The Left's Rights Scam

The left invariably frames its policy pronouncements under the mantle of so-called "rights" that only the government can guarantee.  The implication being that all citizens are entitled and guaranteed, by virtue of living in the United States, to what is defined as a "right."  Much of this current approach by the so-called Progressives stems from the State of the Union address delivered by Franklin Roosevelt in 1944 in which he laid out what is commonly referred to as the "Second Bill of Rights."  It is a consolidation of socialist thinking begun in the mid-nineteenth century.

These tenets, never contemplated by the founding fathers as God-given rights, have nonetheless become the foundational principle of the Democratic Party.  Democrats' successful attempt, along with the tacit concurrence of many in the Republican Party, to force this dogma on American society has entailed at least partial realization of the following:

  • The right to a useful and remunerative job in the industries or shops or farms or mines of the nation;
  • The right to earn enough to provide adequate food and clothing and recreation;
  • The right of every family to a decent home;
  • The right to adequate medical care and the opportunity to achieve and enjoy good health;
  • The right to adequate protection from economic fears of old age, sickness, accident, and unemployment; and
  • The right to a good education.

While these are admirable goals for any society, it is impossible to guarantee these ideals.  Yet when liberals frame and promote these goals as "rights," the expectation of much the populace is that these are in fact entitlements that every American should be guaranteed.  It also becomes much easier for the politicians to manipulate the voters by paying lip-service to these "rights" and spending the country into oblivion in order to provide them.

Out of this mindset has come the minimum wage laws, the creation of innumerable federal agencies to regulate and monitor all aspects of business, 160,000 pages of federal regulations and a tax code exceeding 80,000 pages, Medicare and Medicaid, an overwhelming litany of various welfare and social programs, Social Security, Freddie Mac and Fannie Mae, the creation of seven new presidential cabinet secretaries since Franklin Roosevelt, ObamaCare, federal intrusion into local education matters, the institution of public-sector unions, and the loss of liberty and individual freedom through the unfettered growth of government.

What has this cost the people of the United States?  A society at odds with itself while bent on class warfare and self-satisfaction as the future of succeeding generations is made untenable.  From a strictly financial perspective, the picture comes into focus by comparing the last fifty years (1962 to 2012, with 1962 inflation adjusted to 2012 dollars).

 

             1962

             2012

           Difference

Total National Debt

       $  2.3  Trillion

       $ 15.2 Trillion

       $  12.9 Trillion

Debt as a percent of Gross Domestic Product

 

            50.1%

 

            100.1%

 

           

Total Government Spending (all levels)

 

        $ 1.3  Trillion

 

        $  6.2 Trillion       

 

       $   4.9 Trillion

It is projected that by 2016, if no changes are made, the total national debt will be over $21.5 trillion; the debt as a percent of GDP will be in excess of 113%, and overall government spending will exceed $8.0 trillion.

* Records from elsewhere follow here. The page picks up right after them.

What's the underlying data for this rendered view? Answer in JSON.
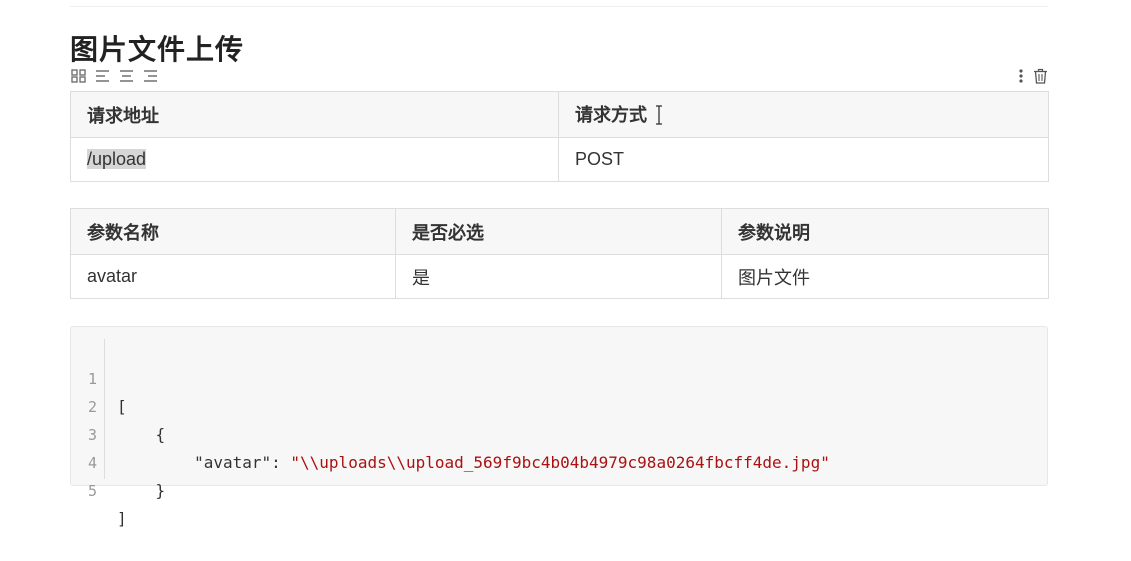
{
  "heading": "图片文件上传",
  "toolbar": {
    "left_icons": [
      "grid-icon",
      "align-left-icon",
      "align-center-icon",
      "align-right-icon"
    ],
    "right_icons": [
      "more-vertical-icon",
      "trash-icon"
    ]
  },
  "table1": {
    "headers": [
      "请求地址",
      "请求方式"
    ],
    "rows": [
      [
        "/upload",
        "POST"
      ]
    ]
  },
  "table2": {
    "headers": [
      "参数名称",
      "是否必选",
      "参数说明"
    ],
    "rows": [
      [
        "avatar",
        "是",
        "图片文件"
      ]
    ]
  },
  "code": {
    "line_numbers": [
      "1",
      "2",
      "3",
      "4",
      "5"
    ],
    "line1": "[",
    "line2": "    {",
    "line3_indent": "        ",
    "line3_key": "\"avatar\"",
    "line3_colon": ": ",
    "line3_value": "\"\\\\uploads\\\\upload_569f9bc4b04b4979c98a0264fbcff4de.jpg\"",
    "line4": "    }",
    "line5": "]"
  },
  "colors": {
    "string": "#aa1111",
    "header_bg": "#f7f7f7",
    "border": "#dddddd",
    "code_bg": "#f7f7f7"
  }
}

This scenario has come about as a direct result of injecting the Roosevelt "Second Bill of Rights" into the mainstream of American political thinking, coupled with the belief that the phenomenal economic growth the nation experienced over the past fifty years would go on in perpetuity.  Therefore, the well-worn adage of "If the United States can (fill in the blank), why can't we provide (fill in the blank) for the American people?" became the standard justification for any new program necessary to guarantee these newly found "rights." 

Unfortunately, this mindset is not limited to the Democratic Party.  The mainstream of the Republican Party for much of the past fifty years has been aiding and abetting this philosophical approach by simply slowing down the spending but not making a case for why these policies and programs are not "rights," but goals a nation and its peoples should strive to achieve.  The only God-given "rights" a government must guarantee are those enumerated in the Constitution: "Life, Liberty and the pursuit of happiness."  Not the assurance of, but the environment to allow all to pursue, happiness.

In 2012 the Republican Party elites, despite the dire future facing the country, have not come to grips with why.  Their preferred candidate for the presidential nomination, Mitt Romney, said as recently as 2004 that "[f]air and affordable housing should be a right, not a privilege."  In 2003, George W. Bush and a Republican-controlled Congress, including Rick Santorum, who is also a candidate for president, voted for and passed a massive increase in Medicare spending through a new prescription drug program.  The debate leading up to passage revealed the frequent use of the words "rights" and "entitled" when it came to the needs of senior citizens.

The United States will never solve its fiscal or societal dilemmas until its citizens, led by principled leaders unafraid to tell the truth, understand what "rights" are and that life is inherently inequitable and difficult.  Government, which is made up of fallible human beings, cannot make life fair and guarantee equal outcomes; it can only provide a framework to enable the individual to pursue those goal.  The history of mankind has shown that to do otherwise condemns that nation to an inevitable collapse in which all its people pay the ultimate price.